Some Democrats are suggesting that talk about possible bank failures should be censored, lest there be a run on the banks. Jonathan Turley reports:
While some rushed to get their money after the collapses, at least one leading Democrat is pushing for censorship of those who do not have faith in the banking industry.
Subjects from climate change to gender identity to COVID to elections have been gradually added to the list of prohibited thoughts.
Now Sen. Mark Kelly (D-Ariz.) has put bank solvency on the list.
In a Zoom call this week with a couple hundred participants, Kelly asked representatives from the Federal Reserve, Treasury Department and the Federal Deposit Insurance Corporation about censoring social media to remove those raising doubts over bank solvency in the wake of Silicon Valley Bank and Signature Bank crises.
Rep. Thomas Massie (R-Ky.) confirmed Kelly suggested “that government should work with social media companies to censor information that could lead to a run on banks.”

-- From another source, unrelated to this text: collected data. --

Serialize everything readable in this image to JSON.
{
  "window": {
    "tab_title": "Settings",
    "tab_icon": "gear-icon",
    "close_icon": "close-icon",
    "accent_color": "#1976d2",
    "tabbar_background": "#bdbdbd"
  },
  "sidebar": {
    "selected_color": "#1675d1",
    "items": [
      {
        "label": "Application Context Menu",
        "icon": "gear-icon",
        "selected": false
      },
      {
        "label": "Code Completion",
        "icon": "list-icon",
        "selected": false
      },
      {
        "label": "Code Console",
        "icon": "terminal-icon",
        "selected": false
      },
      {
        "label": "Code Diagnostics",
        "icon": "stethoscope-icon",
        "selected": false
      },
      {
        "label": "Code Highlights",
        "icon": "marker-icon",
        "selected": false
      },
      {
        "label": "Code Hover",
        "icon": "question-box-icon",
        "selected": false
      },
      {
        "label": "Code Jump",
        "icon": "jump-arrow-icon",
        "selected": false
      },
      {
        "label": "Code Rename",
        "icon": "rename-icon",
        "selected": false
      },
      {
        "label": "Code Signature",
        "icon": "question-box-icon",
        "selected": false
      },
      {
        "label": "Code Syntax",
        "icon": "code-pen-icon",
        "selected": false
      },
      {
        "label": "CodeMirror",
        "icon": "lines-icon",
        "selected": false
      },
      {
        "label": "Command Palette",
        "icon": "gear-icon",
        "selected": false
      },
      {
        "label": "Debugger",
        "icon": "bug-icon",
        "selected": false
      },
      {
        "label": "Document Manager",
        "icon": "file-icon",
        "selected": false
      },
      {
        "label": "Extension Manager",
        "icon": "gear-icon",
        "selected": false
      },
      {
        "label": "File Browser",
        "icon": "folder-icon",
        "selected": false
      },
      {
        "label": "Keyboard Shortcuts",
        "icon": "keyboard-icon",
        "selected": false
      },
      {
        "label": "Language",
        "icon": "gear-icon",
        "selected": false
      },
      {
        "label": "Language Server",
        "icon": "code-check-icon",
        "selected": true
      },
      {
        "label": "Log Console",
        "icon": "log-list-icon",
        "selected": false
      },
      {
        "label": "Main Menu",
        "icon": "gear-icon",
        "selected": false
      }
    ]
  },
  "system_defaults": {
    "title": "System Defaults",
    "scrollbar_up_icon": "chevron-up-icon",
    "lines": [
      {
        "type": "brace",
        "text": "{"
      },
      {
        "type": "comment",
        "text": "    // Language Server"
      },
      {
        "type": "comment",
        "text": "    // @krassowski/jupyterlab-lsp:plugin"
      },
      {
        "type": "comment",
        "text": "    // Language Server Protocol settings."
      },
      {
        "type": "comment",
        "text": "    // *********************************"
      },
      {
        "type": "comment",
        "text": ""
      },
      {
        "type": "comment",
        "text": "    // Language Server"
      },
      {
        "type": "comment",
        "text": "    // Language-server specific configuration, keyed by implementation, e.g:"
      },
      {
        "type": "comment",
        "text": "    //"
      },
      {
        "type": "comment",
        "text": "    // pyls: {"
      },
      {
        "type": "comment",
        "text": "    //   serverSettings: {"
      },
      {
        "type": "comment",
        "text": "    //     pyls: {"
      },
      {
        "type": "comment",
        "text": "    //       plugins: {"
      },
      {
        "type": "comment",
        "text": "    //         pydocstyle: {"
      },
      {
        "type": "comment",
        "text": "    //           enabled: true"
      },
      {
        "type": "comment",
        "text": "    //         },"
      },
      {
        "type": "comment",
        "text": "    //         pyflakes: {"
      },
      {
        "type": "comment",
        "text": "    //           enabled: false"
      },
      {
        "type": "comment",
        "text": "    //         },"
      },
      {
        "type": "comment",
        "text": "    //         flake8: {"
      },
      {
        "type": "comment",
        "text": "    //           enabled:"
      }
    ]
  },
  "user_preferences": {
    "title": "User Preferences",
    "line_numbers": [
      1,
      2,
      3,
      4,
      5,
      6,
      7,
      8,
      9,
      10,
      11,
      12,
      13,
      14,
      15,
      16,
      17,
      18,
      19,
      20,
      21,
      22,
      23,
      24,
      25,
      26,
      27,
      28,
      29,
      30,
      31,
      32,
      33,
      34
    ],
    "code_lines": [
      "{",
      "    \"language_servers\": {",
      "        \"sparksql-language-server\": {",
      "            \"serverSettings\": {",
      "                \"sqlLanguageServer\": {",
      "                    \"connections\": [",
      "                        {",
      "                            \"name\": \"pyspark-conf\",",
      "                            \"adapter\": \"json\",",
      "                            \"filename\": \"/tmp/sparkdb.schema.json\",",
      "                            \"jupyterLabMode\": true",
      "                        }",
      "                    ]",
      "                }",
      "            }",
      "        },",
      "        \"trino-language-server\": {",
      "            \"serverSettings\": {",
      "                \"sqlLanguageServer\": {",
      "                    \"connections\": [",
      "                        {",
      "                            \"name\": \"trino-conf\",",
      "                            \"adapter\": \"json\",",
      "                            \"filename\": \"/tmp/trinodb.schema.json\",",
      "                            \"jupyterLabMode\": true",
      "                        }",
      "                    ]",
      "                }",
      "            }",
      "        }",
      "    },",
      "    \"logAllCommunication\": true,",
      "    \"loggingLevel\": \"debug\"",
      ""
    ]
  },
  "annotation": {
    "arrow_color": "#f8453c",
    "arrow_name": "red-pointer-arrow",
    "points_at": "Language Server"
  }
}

Kelly offered up a familiar bogeyman:
As in past censorship calls, Kelly reportedly cited the danger of “foreign actors” using social media — to undermine banks. It’s those pesky Russians again.
Compared with other recent instances of censorship, there is a relatively coherent rationale for not allowing talk about bank solvency to spread. Few if any banks would be able to repay all of their depositors’ funds in the event of a bank run. There is a reason why they call it a panic: loss of confidence in banks can be self-fulfilling.

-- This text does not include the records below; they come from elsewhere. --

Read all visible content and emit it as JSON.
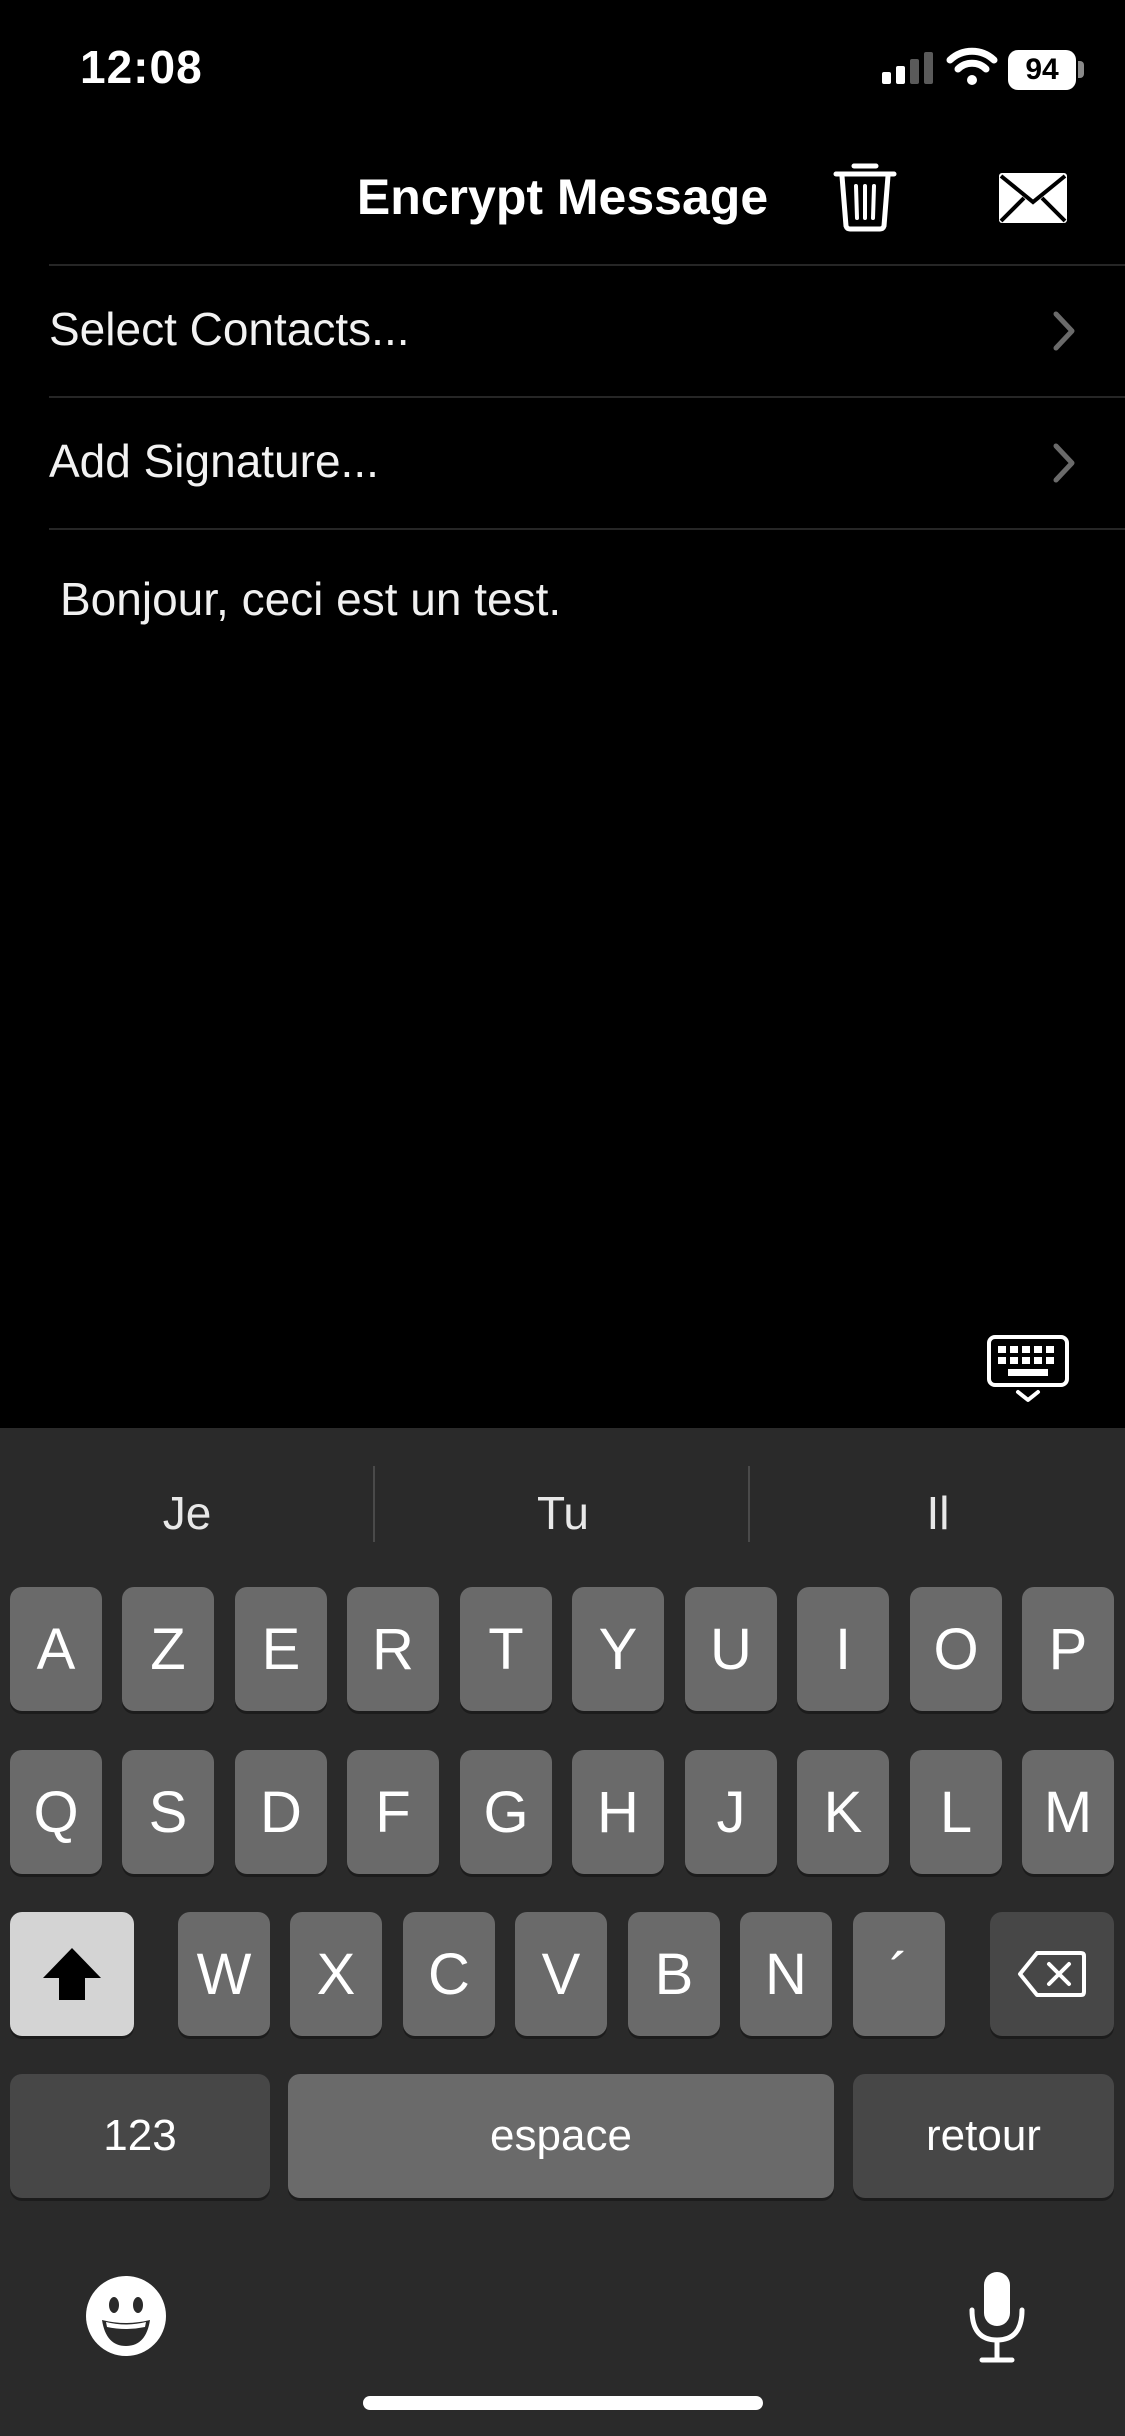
{
  "status_bar": {
    "time": "12:08",
    "battery": "94"
  },
  "nav": {
    "title": "Encrypt Message",
    "trash_icon": "trash-icon",
    "mail_icon": "envelope-icon"
  },
  "rows": [
    {
      "label": "Select Contacts..."
    },
    {
      "label": "Add Signature..."
    }
  ],
  "message": {
    "text": "Bonjour, ceci est un test."
  },
  "keyboard": {
    "suggestions": [
      "Je",
      "Tu",
      "Il"
    ],
    "row1": [
      "A",
      "Z",
      "E",
      "R",
      "T",
      "Y",
      "U",
      "I",
      "O",
      "P"
    ],
    "row2": [
      "Q",
      "S",
      "D",
      "F",
      "G",
      "H",
      "J",
      "K",
      "L",
      "M"
    ],
    "row3": [
      "W",
      "X",
      "C",
      "V",
      "B",
      "N",
      "´"
    ],
    "numbers_label": "123",
    "space_label": "espace",
    "return_label": "retour"
  }
}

Nevertheless, censorship of talk about our banking system is a ridiculous idea. The solvency of banks is obviously an issue of great and legitimate public interest. Securities analysts, among many others, assess bank stability and advise their clients accordingly. Should all such analyses be banned, except the ones that are optimistic?
One of the problems with censorship is that it encourages–practically demands–the wildest sort of rumors. If government clamps down on any expression of worry about the stability of our financial system, the inevitable result will be that millions will assume that the truth must be dire indeed. And rumors as to specific banks will spread like wildfire. In a censored environment, one rumor is as good as another–there is no rational give and take to sift truth from falsehood. And so censorship, if imposed, likely would give rise to a massive and more or less universal panic.
But the Democratic Party is addicted to censorship, and it would not be surprising if, a year or two from now, it emerges that federal agencies tried (likely successfully) to collaborate with tech platforms to suppress certain kinds of information and opinion about banks. Twitter, happily, will not be subject to such pressure.
One more thing: when is Mark Kelly up for re-election? He is a disgrace who should be evicted from the Senate at the first opportunity.